Speech and language therapy is an important part of Autism treatment.

Autism Speech and Language Therapy


One of the most common symptoms of autism is difficulty communicating. Speech and language therapy is an important part of improving many autistic patients' quality of life. Difficulties with communication in autistic individuals may range from speech impediments like stuttering to cognitive difficulties understanding or producing spoken or written language. Different forms of speech and language therapy can offer help with these various communication problems.

Speech therapy addresses speech impediments like stuttering, lisping, and other physical issues. Therapists are trained in techniques for adapting to physical limitations and overcoming psychological triggers. When looking for a speech therapist to assist an autistic individual, it is important to find a practitioner who has experience with autism and its unique behavioral issues.

Language therapy is targeted at cognitive impediments, which are often the more difficult issues for autistic individuals.
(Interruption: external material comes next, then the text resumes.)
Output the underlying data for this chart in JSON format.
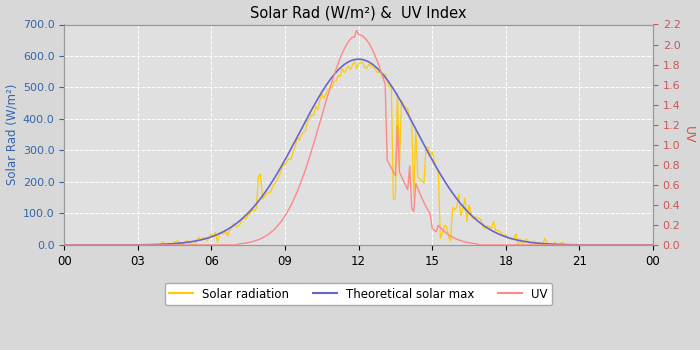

Language therapy for autistic patients may be needed to address difficulty understanding written or spoken language or to assist non-verbal individuals learn alternative methods of communication. Many individuals have had success with Alternative and Augmentative Communication devices (AAC), such as picture or letter boards, or computer-assisted speech systems.

While many autistic individuals will never attain "normal" speech and language ability, early intervention with speech language therapy may offer significant improvement for autistic children with borderline language skills. Even autistic individuals who have not mastered verbal or written language skills can greatly improve their communication ability with picture-oriented systems like PECS, where iconic picture cards are used to communicate needs to caregivers.